Sobre o processo
Voz, escuta e transformação
Poemas para o seu baile nasce de conversas teóricas sobre edição – De um livro-objeto que nunca saiu – De algumas práticas de poesia e performance – De algumas investigações da voz – De reverberações de uma pesquisa acadêmica sobre as traduções intermediais de um poema de João Cabral – De um gravador em casa.
O processo se inicia quando gravo seis poemas meus e passamos – eu e Gil – a reproduzi-los para músicos e editores próximos. Para alguns deles, é feito o pedido de que produzam sonoridades e visualidades a partir de experiências individuais e conjuntas de audição.
Os músicos Duda Bastos, Pedro Rondon e Vini Machado ouviram as gravações. À medida que eles ouviam, era possível acompanhar a potência de recepção dos poemas pelas imagens que surgiam em nossas conversas – a exemplo de "infância na guerra", "aquele poema dos aliados", para “Ferro e fuga”, primeira faixa do disco –, como também pelo que pedimos que nos falassem dos poemas em sons. As ambiências oníricas, sirenes distorcidas e recursos percussivos que entram como socos ou bombas em “Ferro e Fuga”. As sonoridades incessantes, carregadas e maquínicas que acompanham a repetição dos versos "era a fome das máquinas".
Um "grito" rasgado emitido de repente pelo sintetizador em “Pitangueiras”, logo após o verso "se debate em novas modalidades de escravidão", pois como disse o Pedro, "escravidão não pode passar batido". Algo que remete a sons de videogames antigos no verso "ou como game over/ and over/ você jogava bolinhas de linguagem a tropeçar cavalos/ com quantos se faz um ou vários". Recursos de eletricidade, interferência. A guitarra que tomba com o verso "e ver você tombar" em “Vestido de linguagem”.
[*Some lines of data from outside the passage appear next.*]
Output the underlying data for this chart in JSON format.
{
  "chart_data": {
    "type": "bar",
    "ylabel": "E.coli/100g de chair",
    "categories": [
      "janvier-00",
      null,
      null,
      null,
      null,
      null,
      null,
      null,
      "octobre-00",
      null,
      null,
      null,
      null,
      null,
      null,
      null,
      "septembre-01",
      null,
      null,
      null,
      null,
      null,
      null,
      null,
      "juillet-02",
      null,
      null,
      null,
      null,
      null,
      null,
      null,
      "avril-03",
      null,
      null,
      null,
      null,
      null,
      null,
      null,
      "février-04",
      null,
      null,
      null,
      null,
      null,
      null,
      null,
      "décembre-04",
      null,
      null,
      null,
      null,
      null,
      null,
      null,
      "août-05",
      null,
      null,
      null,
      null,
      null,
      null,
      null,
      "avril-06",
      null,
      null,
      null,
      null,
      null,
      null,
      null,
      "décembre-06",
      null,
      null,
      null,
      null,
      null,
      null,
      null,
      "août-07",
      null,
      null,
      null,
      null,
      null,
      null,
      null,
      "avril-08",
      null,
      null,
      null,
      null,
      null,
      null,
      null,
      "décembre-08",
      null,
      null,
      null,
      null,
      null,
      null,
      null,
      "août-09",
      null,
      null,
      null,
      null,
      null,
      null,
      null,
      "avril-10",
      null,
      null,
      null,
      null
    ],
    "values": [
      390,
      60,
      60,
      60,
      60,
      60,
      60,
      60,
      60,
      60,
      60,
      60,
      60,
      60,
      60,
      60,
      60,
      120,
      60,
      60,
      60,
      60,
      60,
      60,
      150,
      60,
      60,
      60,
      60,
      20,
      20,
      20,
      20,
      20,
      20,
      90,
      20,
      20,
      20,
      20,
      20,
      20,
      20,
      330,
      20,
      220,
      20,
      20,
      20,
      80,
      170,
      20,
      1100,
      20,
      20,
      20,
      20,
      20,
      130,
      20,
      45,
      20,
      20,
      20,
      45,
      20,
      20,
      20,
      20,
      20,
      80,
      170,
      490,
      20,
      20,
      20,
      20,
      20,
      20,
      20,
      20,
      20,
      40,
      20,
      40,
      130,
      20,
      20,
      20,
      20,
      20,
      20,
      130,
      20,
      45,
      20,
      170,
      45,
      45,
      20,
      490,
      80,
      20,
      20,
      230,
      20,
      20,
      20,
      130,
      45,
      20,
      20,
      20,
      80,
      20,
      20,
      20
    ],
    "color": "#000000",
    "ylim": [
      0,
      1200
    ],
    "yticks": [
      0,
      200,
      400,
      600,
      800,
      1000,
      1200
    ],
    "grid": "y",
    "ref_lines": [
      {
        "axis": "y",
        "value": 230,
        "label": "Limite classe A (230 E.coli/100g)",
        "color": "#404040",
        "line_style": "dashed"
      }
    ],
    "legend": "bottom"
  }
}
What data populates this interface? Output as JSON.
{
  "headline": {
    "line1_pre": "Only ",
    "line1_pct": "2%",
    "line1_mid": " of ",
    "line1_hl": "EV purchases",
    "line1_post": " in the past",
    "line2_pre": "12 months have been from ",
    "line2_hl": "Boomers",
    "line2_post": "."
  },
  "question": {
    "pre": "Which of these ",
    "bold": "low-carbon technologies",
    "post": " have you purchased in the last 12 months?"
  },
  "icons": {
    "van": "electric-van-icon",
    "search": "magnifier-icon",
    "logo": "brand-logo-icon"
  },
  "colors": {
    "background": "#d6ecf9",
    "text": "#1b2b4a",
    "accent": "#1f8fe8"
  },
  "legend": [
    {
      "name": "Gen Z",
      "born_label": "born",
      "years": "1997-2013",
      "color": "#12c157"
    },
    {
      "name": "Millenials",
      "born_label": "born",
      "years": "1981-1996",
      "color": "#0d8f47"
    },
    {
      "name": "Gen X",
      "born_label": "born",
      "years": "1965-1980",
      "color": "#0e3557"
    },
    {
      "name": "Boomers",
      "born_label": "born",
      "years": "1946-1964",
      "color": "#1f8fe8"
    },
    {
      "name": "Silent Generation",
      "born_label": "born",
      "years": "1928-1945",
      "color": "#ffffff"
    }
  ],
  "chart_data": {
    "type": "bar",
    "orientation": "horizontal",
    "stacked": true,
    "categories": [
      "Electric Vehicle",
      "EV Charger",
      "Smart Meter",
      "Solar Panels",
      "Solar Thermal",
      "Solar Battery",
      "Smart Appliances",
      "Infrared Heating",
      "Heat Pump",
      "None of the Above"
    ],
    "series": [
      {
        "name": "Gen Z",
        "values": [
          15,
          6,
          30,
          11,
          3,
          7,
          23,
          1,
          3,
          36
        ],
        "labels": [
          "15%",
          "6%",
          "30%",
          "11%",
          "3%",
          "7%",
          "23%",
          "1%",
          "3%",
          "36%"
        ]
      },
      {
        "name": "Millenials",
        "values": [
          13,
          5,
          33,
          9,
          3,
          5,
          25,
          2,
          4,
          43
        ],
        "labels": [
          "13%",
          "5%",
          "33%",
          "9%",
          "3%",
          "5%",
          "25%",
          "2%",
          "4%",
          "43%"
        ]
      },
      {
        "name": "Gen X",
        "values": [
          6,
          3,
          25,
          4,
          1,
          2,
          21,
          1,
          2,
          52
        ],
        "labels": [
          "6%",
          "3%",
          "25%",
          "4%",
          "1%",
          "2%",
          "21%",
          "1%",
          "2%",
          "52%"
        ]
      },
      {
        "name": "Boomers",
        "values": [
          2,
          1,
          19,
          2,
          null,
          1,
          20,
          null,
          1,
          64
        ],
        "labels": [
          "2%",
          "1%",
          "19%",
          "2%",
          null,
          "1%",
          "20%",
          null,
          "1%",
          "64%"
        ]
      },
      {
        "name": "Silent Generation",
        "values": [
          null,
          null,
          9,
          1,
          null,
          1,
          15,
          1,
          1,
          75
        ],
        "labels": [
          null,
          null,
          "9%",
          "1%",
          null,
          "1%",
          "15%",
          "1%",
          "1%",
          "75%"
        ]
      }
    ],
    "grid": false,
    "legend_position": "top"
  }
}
A suspensão súbita do som no encerramento de “O lugar”, logo após "era dar o fora/ o lugar". A guitarra que rasga os versos "cardumes de facas/ baías de ossos" e se intercala em momentos distintos da repetição cíclica dos versos "e o quando era hoje era quando?".
Os sons que surgiam desses processos, da guitarra de Duda, do sintetizador de Pedro, do baixo de Vini, foram gravados e mixados pelo Gil, que também adicionou a algumas faixas recursos de percussão eletrônica. A voz foi, então, ganhando mais elementos, arranjos, harmonias e ocupando algum lugar que não está na poesia falada, nem na canção. Por isso também os "poemas" são "para o seu baile", porque ainda são poemas, mas são para tocar e depois serem tocados, construídos em seus sentidos por quem ouve e cria junto. Os poemas querem estreitar a relação entre a escrita e a coletividade, querem investigar o que acontece com quem os recebe, querem se transformar com o outro.